What Does Flex-Work Mean?
Jobs can typically be made more flexible in one of two ways – time and place. Any employee who spends most of their time working on a computer can probably do their job anywhere there’s an internet connection.
Employees who do need to be physically present in order to perform their role – such as those in retail or manufacturing – can still benefit from more flexible shifts which allow them greater work/life balance.
But let’s cut to the chase – what’s in it for you?
Benefits of Implementing Flexible Work
By far the biggest advantage for companies which implement flex-work is the substantial boost it gives to employee engagement – perhaps the single best way to improve your business’ overall productivity and efficiency. Put simply, people who are happy in their jobs perform better and are willing to work a lot harder than those who are only there for a paycheck.
Other benefits of flexible work for employers may include:
- Reduced lateness and absenteeism
- Opportunity to potentially expand your current operating hours
- Reduced overheads on water and power, general office supplies, and even the option to eventually rent smaller, more affordable premises
- Talent retention and acquisition
- Reduced risk of employee burnout
- Improved creativity and innovation
- Boost brand image and reputation
Just How Flexible is Flexible?
If you’re now sold on at least trialing more flexible work for your employees, the next step is getting them involved. Explain you’re open to ideas, and give some suggestions of your own.
There’s a pretty broad spectrum when it comes to flex-work, from simply allowing employees to adjust their start and end time by one hour to better accommodate their familial obligations; to offering complete autonomy – i.e. you don’t really care how or when work gets done as long as it does. And for employees who do most of their work solo on a computer anyway, it’s easy enough to rent laptops your employees can take home with them, and simply schedule check-in times via Skype in the early days.
Every business is different however, and the solution that’s right for you will probably lie somewhere in the middle. Warehouse or fulfillment center workers, for example, can’t perform their duties away from the warehouse – but they shouldn’t be left out either.
Offer a later or earlier start, or perhaps the ability to go home earlier on Friday if all their tasks for the week have been completed. They might even prefer one extra paid leave day a month if they agree to stick with your standard business hours, or the option to extend their shift hours four days a week and have an additional day off. Scheduled correctly with workers and supervisors, this could potentially mean that you have someone available at your premises to receive deliveries or send out shipments beyond your standard business hours – making you more competitive.
Be sensitive to the fact that it’s likely workers from poorer backgrounds without formal education who end up working in these kinds of roles. Failing to show you have at least considered their needs, especially if you are offering highly flexible hours for ‘white collar’ staff, may even be viewed as discrimination. The most important aspect is that you get as much employee input and feedback as possible.
Trial, Test and Adjust
It’s impossible to foresee every challenge and predict every scenario when implementing flexible work arrangements. While the majority of workers will welcome the chance to work from home, some may find they start to feel a little isolated, or struggle to stay motivated when working independently. On the other hand, staff you might have been a little concerned about may turn out to flourish unexpectedly given more autonomy.

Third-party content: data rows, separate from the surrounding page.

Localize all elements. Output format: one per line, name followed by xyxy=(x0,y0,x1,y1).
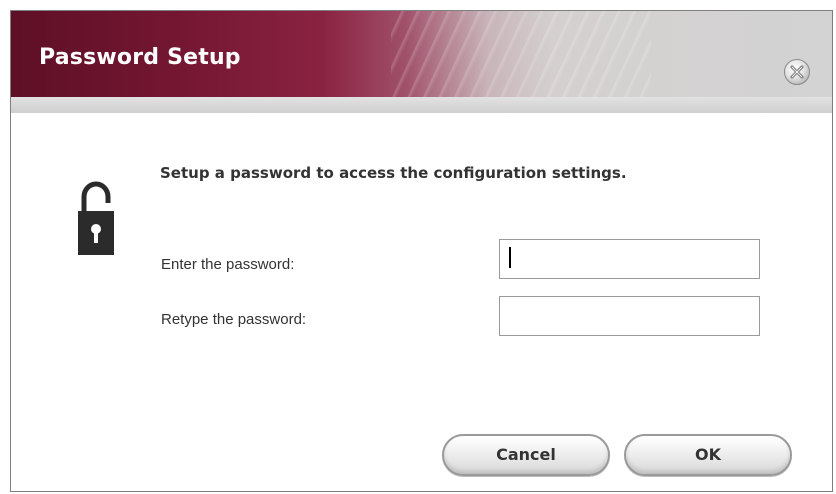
password-setup-dialog: Password Setup Setup a password to acces… xyxy=(10,10,833,492)
title-underbar xyxy=(11,97,832,113)
close-button[interactable] xyxy=(784,59,810,85)
retype-password-field[interactable] xyxy=(499,296,760,336)
retype-password-label: Retype the password: xyxy=(161,311,307,328)
cancel-button[interactable]: Cancel xyxy=(442,434,610,476)
text-caret xyxy=(509,247,511,268)
close-icon xyxy=(790,65,804,79)
title-bar-decoration xyxy=(391,11,651,97)
instruction-text: Setup a password to access the configura… xyxy=(160,164,627,182)
title-bar: Password Setup xyxy=(11,11,832,97)
enter-password-field[interactable] xyxy=(499,239,760,279)
unlocked-padlock-icon xyxy=(78,181,114,255)
enter-password-label: Enter the password: xyxy=(161,256,295,273)
dialog-title: Password Setup xyxy=(39,45,241,70)
ok-button[interactable]: OK xyxy=(624,434,792,476)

It’s vital that you remain open to adjustment and aim for a system of continuous improvement rather than expecting perfection right away. Once you’ve got the kinks ironed out, make sure to update your written company policies and documentation to reflect the relevant changes.
You also need to be mindful of keeping out-of-office employees in the loop. Have them Skype in on important meetings, give positive feedback on good work, and ensure they’re aware of little celebrations like work anniversaries and birthdays so they can attend if they wish to.
Any adjustment which offers as many benefits to both employers and employees as flex-work is also going to require a little sacrifice here and there – but the advantages it offers to your company will be well worth it!